2.    Adanya keinginan Belanda untuk menguasai seluruh tanah Batak.

              Untuk mencegah jatuhnya tanah Batak di tangan Belanda, Sisingamangaraja XII melakukan
berbagai bentuk perlawanan, antara lain :

1.    Melakukan kampanye keliling daerah-daerah guna menghimbau agar masyarakat mengusir para
zending yang memaksakan agama Kristen kepada penduduk.
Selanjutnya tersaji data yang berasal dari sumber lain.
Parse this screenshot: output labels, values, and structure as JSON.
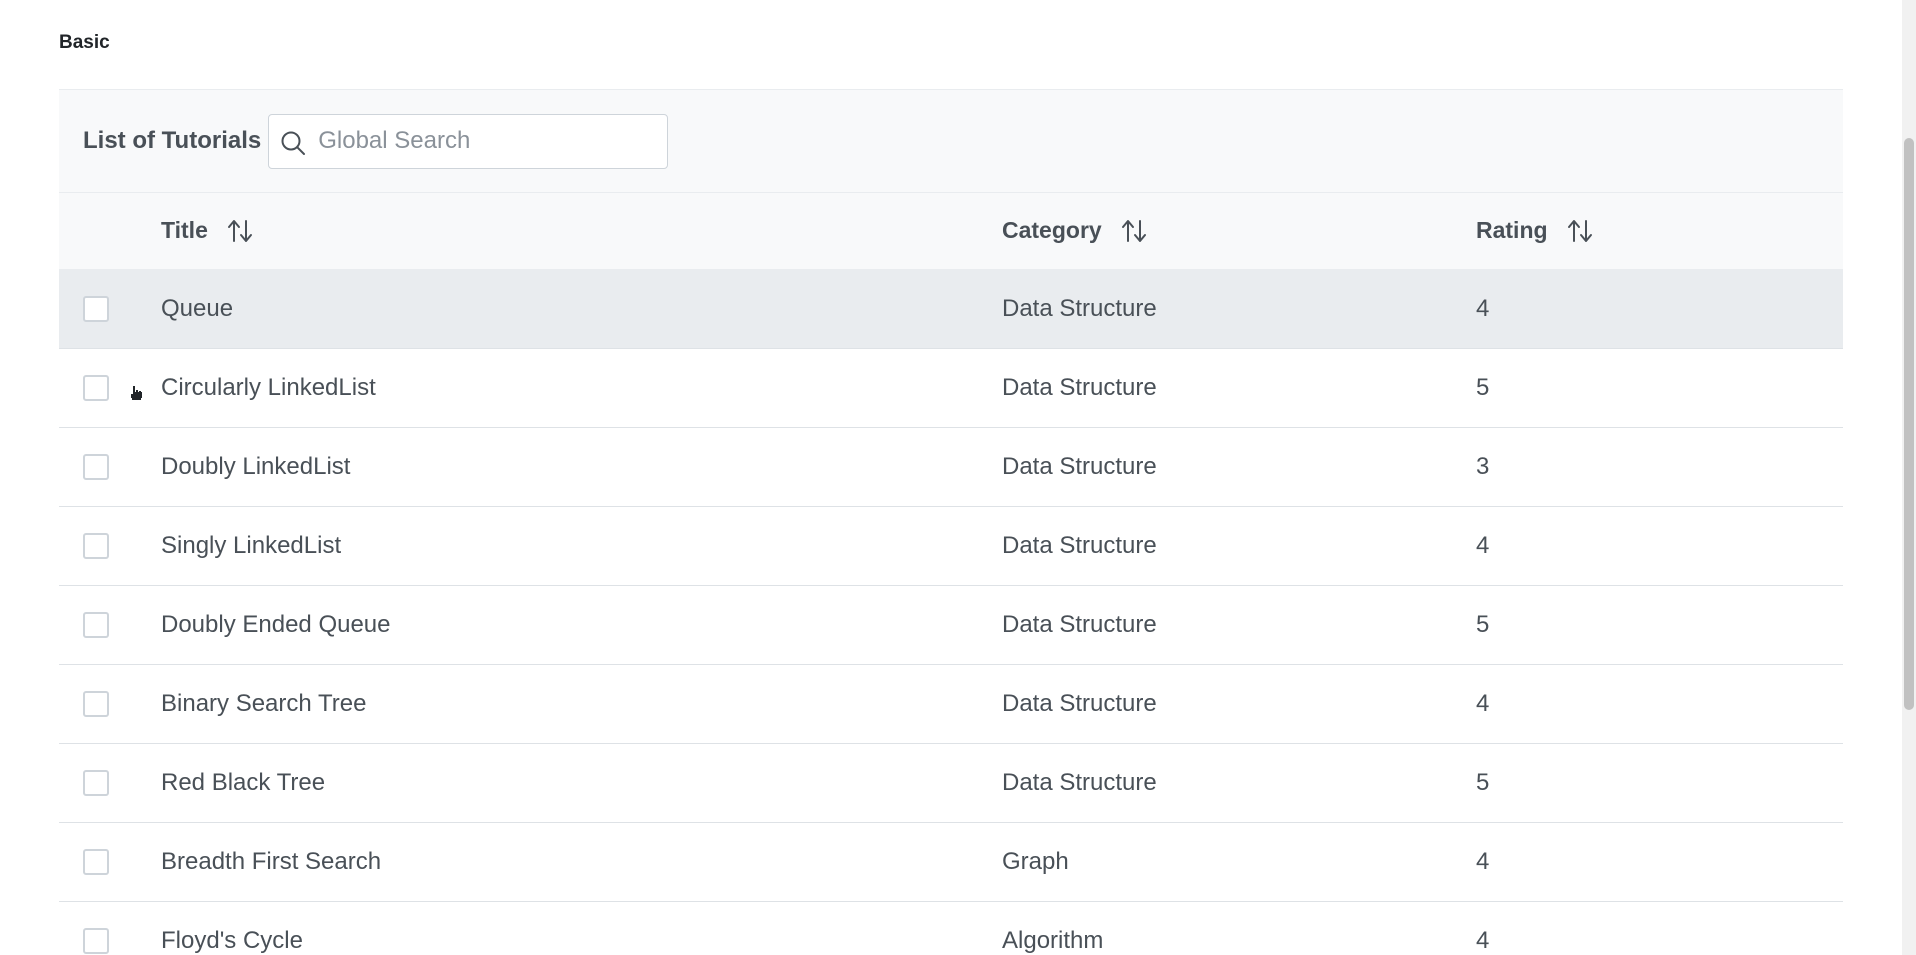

2.    Mengusir para zending.

3.    Melakukan penyerbuan dan pembakaran terhadap pos-pos zending.

4.    Melakukan perlawanan terhadap gerakan pasukan Belanda di Bahal Batu.

5.    Mempersiapkan benteng pertahanan berupa benteng alam di dataran tinggi Toba dan Silindung.
6.    Mempersiapkan benteng pertahanan berupa benteng buatan di perkampungan.

7.    Menyerang dan menyergap berbagai pos Belanda yang ada di tanah Batak

8.    Juli 1889 Sisingamangaraja XII kembali angkat senjata melawan ekspedisi Belanda di Huta Puong.

9.    Sisingamangaraja XII bersama putera-puteranya Patuan Nagari dan Patuan Anggi beserta sisa
prajuritnya melakukan perlawanan terakhir di Aik Sibulbulon daerah Dairi.

Hasil akhir perlawanan Sisingamangaraja XII

              Pada akhirnya, hasil perlawanan yang dilakukan Sisingamangaraja XII beserta segenap
masyarakat Batak mengalami kekalahan. Taktik licik yang dilakukan Belanda dengan upaya menangkap
Boru Sagala, istri Sisingamangaraja XII dan dua anaknya, menyebabkan Sisingamangaraja XII mengalami
beban psikologi yang berat. 17 Juni 1907 Sisingamangaraja XII meninggal dalam perlawanan terakhirnya
di Aik Sibulbulon (Dairi) karena tertembak timah panas tepat di dadanya. Kedua putra dan seorang
putrinya ikut gugur di tangan Belanda. Dengan begitu usailah Perang Batak.